Eitan, la diplomazia in campo: Tel Aviv non si schiera e Roma prende tempo
Secondo quanto rivelato dall’emittente televisiva israeliana Channel 12, un documento di alcuni esperti del ministero degli Esteri di Tel Aviv avrebbe già dato un parere positivo al rientro di Eitan, considerando la sottrazione ad opera del nonno materno un sequestro a tutti gli effetti. Ma si tratta di valutazioni che non sono ancora passate al vaglio della magistratura competente, e che dovranno essere confermate prima di diventare esecutive. C’è poi il procedimento penale, avviato sempre dalla zia paterna presso la procura di Pavia, che denuncia il sequestro del bambino per mano del nonno materno. Se un giudice italiano dovesse ravvisare gli estremi per un sequestro, viste le violazioni sull’orario di visite e la mancata restituzione del passaporto del minore da parte del nonno, potrebbe a quel punto chiedere alle autorità israeliane il rientro di Eitan, da effettuare tramite l’Interpol.

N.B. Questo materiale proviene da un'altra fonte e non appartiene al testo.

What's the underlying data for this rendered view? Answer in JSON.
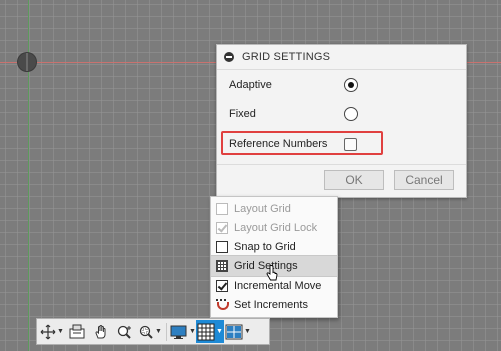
{
  "canvas": {
    "grid_color": "#969696",
    "background_color": "#7c7c7c",
    "x_axis_color": "#c9726f",
    "y_axis_color": "#5c9a5c"
  },
  "grid_panel": {
    "title": "GRID SETTINGS",
    "options": [
      {
        "label": "Adaptive",
        "type": "radio",
        "selected": true
      },
      {
        "label": "Fixed",
        "type": "radio",
        "selected": false
      },
      {
        "label": "Reference Numbers",
        "type": "checkbox",
        "checked": false,
        "highlighted": true
      }
    ],
    "ok_label": "OK",
    "cancel_label": "Cancel",
    "highlight_color": "#e0403f"
  },
  "grid_menu": {
    "items": [
      {
        "label": "Layout Grid",
        "checked": false,
        "disabled": true
      },
      {
        "label": "Layout Grid Lock",
        "checked": true,
        "disabled": true
      },
      {
        "label": "Snap to Grid",
        "checked": false,
        "disabled": false
      },
      {
        "label": "Grid Settings",
        "icon": "grid-icon",
        "hovered": true
      },
      {
        "label": "Incremental Move",
        "checked": true,
        "disabled": false
      },
      {
        "label": "Set Increments",
        "icon": "magnet-icon"
      }
    ]
  },
  "toolbar": {
    "active_color": "#1e8ad6",
    "tools": [
      {
        "icon": "orbit-icon",
        "has_dropdown": true
      },
      {
        "icon": "look-at-icon",
        "has_dropdown": false
      },
      {
        "icon": "pan-hand-icon",
        "has_dropdown": false
      },
      {
        "icon": "zoom-icon",
        "has_dropdown": false
      },
      {
        "icon": "fit-window-icon",
        "has_dropdown": true
      },
      {
        "icon": "display-settings-icon",
        "has_dropdown": true
      },
      {
        "icon": "grid-snaps-icon",
        "has_dropdown": true,
        "active": true
      },
      {
        "icon": "viewports-icon",
        "has_dropdown": true
      }
    ]
  }
}
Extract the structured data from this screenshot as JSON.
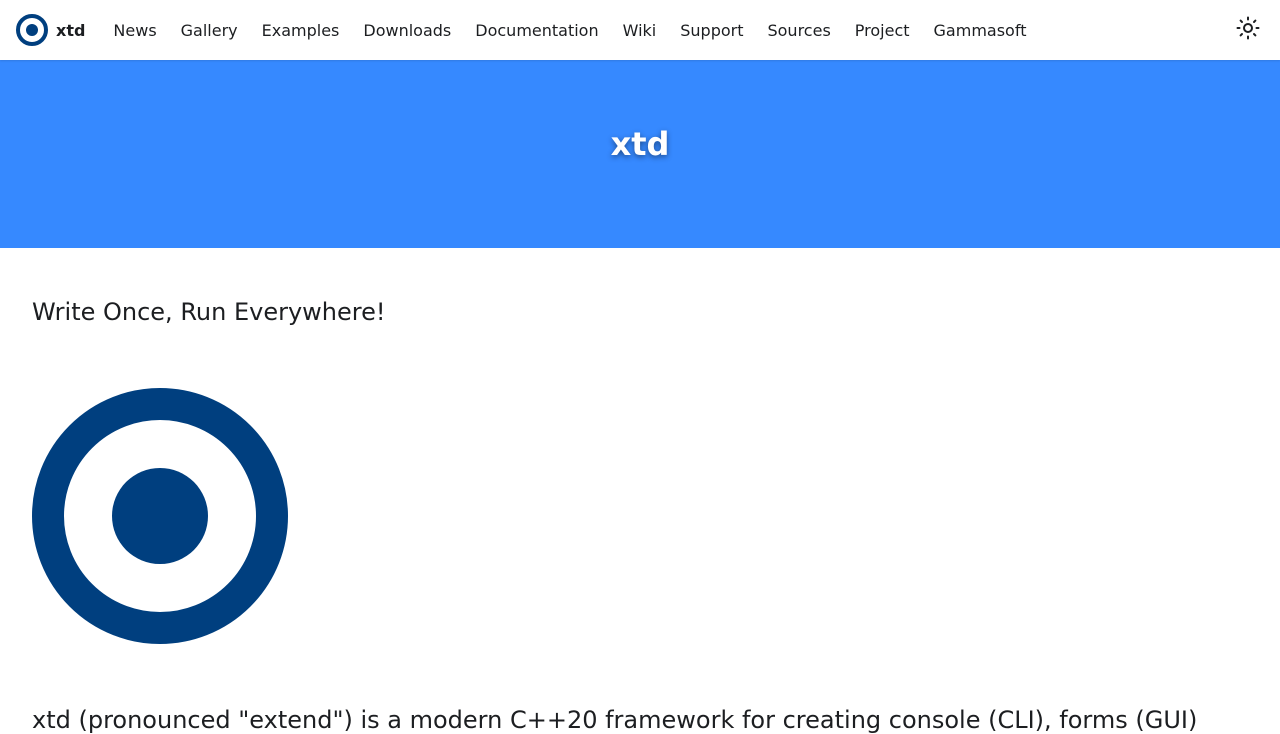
{
  "navbar": {
    "brand_title": "xtd",
    "items": [
      {
        "label": "News"
      },
      {
        "label": "Gallery"
      },
      {
        "label": "Examples"
      },
      {
        "label": "Downloads"
      },
      {
        "label": "Documentation"
      },
      {
        "label": "Wiki"
      },
      {
        "label": "Support"
      },
      {
        "label": "Sources"
      },
      {
        "label": "Project"
      },
      {
        "label": "Gammasoft"
      }
    ],
    "theme_toggle_icon": "sun-icon"
  },
  "hero": {
    "title": "xtd"
  },
  "main": {
    "tagline": "Write Once, Run Everywhere!",
    "logo_icon": "xtd-logo-icon",
    "intro": "xtd (pronounced \"extend\") is a modern C++20 framework for creating console (CLI), forms (GUI)"
  },
  "colors": {
    "brand_dark_blue": "#003f7f",
    "hero_blue": "#3689ff",
    "text": "#1c1e21",
    "background": "#ffffff"
  }
}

Malgrado dunque sia piuttosto chiaro che la vicenda sia soprattutto giudiziaria, la politica si sente sotto pressione, perché la storia di Eitan ha tutti gli ingredienti per coagulare su di sé sentimenti ed emozioni dell’opinione pubblica: c’è la questione identitaria – la scuola cattolica a cui Eitan era stato iscritto in Italia e quella ebraica che lo aspetta in Israele – ci sono due Paesi e un bambino conteso, e c’è la realtà di una famiglia dalla doppia radice, che dopo la tragedia del Mottarone si è trovata scissa, spezzata in due, incapace di ricomporre quell’unità che il papà e la mamma di Eitan, morti nell’incidente, avevano immaginato per la vita dei loro figli.
In questa fase, la politica non può fare altro che vigilare affinché la macchina giudiziaria non si impantani e promuovere una corretta relazione operativa con Israele. Si tratta di Stati amici, non dovrebbe essere difficile.